Gdy Kongres podejmował decyzje o stworzeniu specjalnego wehikułu finansowego, który ma wyciągnąć amerykańską gospodarkę z kłopotów, pojawiły się liczne kontrowersje dotyczące tego rozwiązania. Część komentatorów zwracała uwagę na koszty całej operacji i sposób ich alokacji. Mówiono i mówi się o socjalizacji strat i prywatyzacji zysków. Padały również zarzuty, że taka akcja będzie rodziła w kolejnych latach pokusę nadużyć, gdyż rachunki wystawione przez sprawców kryzysu zapłaci rząd. Pojawiło się też i pojawiać będzie pytanie, czy nie należałoby wprowadzić globalnego nadzoru nad rynkami finansowymi. Wreszcie zaczęto zastanawiać się, jak dużo warto zapłacić za posprzątanie po kryzysie i czy społeczeństwo skorzystało na poprzedzającej go prospericie na tyle, że uczciwe jest obciążanie podatników tak wielkimi kosztami. Wśród tematów, które powróciły w dyskusjach, pojawiły się też porównania do wszystkich przebytych kryzysów i sposobów, jakie zastosowano, by zneutralizować ich skutki.
Ostatecznie przyjęty przez Kongres plan ratunkowy dla sektora finansowego nie przypominał raczej narzędzi użytych do neutralizowania skutków kryzysu kas pożyczkowych z lat 80. XX wieku, może z wyjątkiem skali zaangażowanych środków - wówczas było to 6,4 proc. PKB, obecnie dotychczas zaakceptowane wydatki to około 5 proc. PKB. Jeśli można do czegoś porównać sposób ratowania sytuacji, byłaby to raczej metoda zastosowana na początku lat 90. przez Szwecję, która znacjonalizowała będące w kłopotach banki, by uchronić się przed krachem. Po czym po restrukturyzacji sprzedała je inwestorom. Henry Paulson zapewniający amerykański parlament o korzyściach płynących z programu wywołał u mnie inne skojarzenia.

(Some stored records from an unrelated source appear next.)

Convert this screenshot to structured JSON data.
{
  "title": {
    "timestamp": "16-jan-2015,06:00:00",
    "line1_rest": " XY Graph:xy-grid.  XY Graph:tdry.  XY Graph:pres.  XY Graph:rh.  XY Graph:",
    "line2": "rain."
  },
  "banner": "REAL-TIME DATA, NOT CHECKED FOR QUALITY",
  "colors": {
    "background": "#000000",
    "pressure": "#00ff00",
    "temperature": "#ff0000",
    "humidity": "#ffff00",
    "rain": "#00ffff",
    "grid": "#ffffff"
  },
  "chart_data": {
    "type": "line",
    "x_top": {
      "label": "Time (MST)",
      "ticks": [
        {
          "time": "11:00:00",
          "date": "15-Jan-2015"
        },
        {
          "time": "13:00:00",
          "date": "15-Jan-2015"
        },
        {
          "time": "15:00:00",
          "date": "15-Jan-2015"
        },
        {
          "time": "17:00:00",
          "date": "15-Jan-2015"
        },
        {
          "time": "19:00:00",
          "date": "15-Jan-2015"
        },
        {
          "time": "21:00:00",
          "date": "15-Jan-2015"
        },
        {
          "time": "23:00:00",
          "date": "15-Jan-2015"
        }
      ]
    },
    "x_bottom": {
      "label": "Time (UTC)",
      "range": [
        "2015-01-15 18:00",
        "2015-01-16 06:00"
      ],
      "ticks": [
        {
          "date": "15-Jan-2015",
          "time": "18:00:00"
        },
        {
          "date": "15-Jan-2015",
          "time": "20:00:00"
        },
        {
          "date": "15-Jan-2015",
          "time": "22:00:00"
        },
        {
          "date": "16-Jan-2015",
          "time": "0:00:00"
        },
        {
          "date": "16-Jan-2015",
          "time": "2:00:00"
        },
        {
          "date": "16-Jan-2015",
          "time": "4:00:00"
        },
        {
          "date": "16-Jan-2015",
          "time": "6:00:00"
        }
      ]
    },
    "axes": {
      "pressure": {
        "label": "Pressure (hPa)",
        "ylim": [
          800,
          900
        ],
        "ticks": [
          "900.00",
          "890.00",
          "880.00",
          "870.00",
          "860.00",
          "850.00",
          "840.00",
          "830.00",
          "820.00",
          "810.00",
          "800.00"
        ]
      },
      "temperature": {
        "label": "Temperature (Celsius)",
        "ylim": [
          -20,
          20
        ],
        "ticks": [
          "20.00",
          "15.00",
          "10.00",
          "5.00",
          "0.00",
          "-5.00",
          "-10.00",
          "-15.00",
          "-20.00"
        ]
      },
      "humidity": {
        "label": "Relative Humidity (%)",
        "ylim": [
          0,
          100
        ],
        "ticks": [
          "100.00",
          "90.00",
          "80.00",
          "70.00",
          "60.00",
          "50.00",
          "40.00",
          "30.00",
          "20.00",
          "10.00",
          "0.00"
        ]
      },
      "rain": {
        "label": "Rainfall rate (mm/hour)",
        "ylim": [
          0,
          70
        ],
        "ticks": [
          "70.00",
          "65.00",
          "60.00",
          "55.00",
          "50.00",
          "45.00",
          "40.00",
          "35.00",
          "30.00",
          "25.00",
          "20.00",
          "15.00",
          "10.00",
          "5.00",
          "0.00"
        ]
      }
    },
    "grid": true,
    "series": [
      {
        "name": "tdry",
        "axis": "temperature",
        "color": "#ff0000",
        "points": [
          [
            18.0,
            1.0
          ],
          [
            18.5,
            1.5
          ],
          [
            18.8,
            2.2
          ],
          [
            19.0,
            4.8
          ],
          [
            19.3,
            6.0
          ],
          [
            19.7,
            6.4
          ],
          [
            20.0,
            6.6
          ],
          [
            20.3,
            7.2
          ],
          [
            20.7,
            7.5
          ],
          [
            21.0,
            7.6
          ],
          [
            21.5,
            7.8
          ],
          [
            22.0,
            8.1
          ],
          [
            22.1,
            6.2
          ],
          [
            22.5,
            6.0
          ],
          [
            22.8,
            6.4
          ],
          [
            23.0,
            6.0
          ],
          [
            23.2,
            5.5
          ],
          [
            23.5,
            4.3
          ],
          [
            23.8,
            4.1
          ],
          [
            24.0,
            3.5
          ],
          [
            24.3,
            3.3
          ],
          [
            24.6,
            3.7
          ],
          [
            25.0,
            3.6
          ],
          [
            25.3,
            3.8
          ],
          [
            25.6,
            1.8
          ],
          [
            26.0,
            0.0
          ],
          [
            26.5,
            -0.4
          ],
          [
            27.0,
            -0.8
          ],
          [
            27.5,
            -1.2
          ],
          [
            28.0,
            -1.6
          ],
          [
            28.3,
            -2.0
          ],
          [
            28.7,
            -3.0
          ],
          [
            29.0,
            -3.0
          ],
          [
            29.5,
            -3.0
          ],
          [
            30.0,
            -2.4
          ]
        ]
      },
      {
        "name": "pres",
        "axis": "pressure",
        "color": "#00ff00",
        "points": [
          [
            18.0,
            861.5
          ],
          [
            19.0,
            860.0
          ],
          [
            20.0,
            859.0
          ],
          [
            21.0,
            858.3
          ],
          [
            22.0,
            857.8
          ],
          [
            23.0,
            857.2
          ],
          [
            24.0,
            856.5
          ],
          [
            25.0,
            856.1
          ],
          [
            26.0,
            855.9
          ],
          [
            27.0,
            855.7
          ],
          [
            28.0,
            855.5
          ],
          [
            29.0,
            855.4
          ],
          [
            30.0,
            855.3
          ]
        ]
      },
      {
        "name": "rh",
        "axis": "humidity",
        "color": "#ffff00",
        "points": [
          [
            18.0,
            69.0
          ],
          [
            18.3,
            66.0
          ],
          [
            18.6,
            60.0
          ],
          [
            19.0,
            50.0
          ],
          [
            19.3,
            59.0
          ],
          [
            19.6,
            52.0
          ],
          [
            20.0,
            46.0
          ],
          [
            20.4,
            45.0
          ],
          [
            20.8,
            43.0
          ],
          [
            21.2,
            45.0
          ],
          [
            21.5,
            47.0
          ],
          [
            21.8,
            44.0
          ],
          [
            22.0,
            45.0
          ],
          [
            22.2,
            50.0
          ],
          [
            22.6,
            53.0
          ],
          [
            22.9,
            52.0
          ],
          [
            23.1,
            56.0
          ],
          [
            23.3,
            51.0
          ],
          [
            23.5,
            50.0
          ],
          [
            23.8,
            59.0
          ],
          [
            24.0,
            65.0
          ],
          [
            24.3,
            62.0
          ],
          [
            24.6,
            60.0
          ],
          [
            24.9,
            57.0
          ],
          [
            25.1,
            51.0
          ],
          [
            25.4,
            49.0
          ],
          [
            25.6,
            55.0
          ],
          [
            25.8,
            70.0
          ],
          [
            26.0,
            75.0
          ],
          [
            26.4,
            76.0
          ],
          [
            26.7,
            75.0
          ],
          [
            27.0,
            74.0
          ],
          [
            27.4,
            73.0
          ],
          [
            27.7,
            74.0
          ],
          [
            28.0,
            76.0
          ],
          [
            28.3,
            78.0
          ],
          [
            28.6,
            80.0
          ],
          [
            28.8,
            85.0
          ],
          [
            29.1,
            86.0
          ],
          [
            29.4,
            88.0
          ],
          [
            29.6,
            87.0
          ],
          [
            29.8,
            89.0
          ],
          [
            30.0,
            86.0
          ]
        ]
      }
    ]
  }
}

Deklaracje sekretarza skarbu o opłacalności zakupu "toksycznych aktywów" powyżej wycen rynkowych, o tym, że ta operacja ma sens z powodu wysokiej wartości kuponów odsetkowych, które na bieżąco będą naliczane i wypłacane, skojarzyły mi się z przytoczonym poniżej cytatem z klasycznej przedwojennej powieści Tadeusza Dołęgi Mostowicza "Kariera Nikodema Dyzmy".
"Otóż rozmawialiśmy o kryzysie. Powiadam, że jest źle, i poprawy nie ma co oczekiwać. (?). A Nikodem na to: Jest środek: magazynować zboże. (?) Bzdury! Skarb nie ma pieniędzy. (?) Nie trzeba pieniędzy, powiada on, to niepoważna przeszkoda. Państwo może wypuścić obligacje. (?) Płacić obligacjami i koniec. (?). W ciągu sześciu lat musi przyjść dobra koniunktura bodaj raz, wtedy zboże sprzeda się w kraju czy za granicą i jest świetny interes?".
Czyż plan emisji obligacji zbożowych prezesa Dyzmy nie przypomina planu Paulsona? Skoro bowiem USA zamierzają sfinansować zakup udziałów w instytucjach finansowych i toksycznych aktywów obligacjami skarbowymi, zaś obligacje te kupią instytucje finansowe, to pominąwszy fakt wystąpienia pośredników w tym interesie, mamy tu do czynienia z zakupem przez rząd różnych typów instrumentów finansowych za obligacje. Po czym, gdy wróci koniunktura, administracja odzyska wyłożone środki poprzez pobierane odsetki i dywidendy oraz sprzedaż udziałów w znacjonalizowanych uprzednio bankach.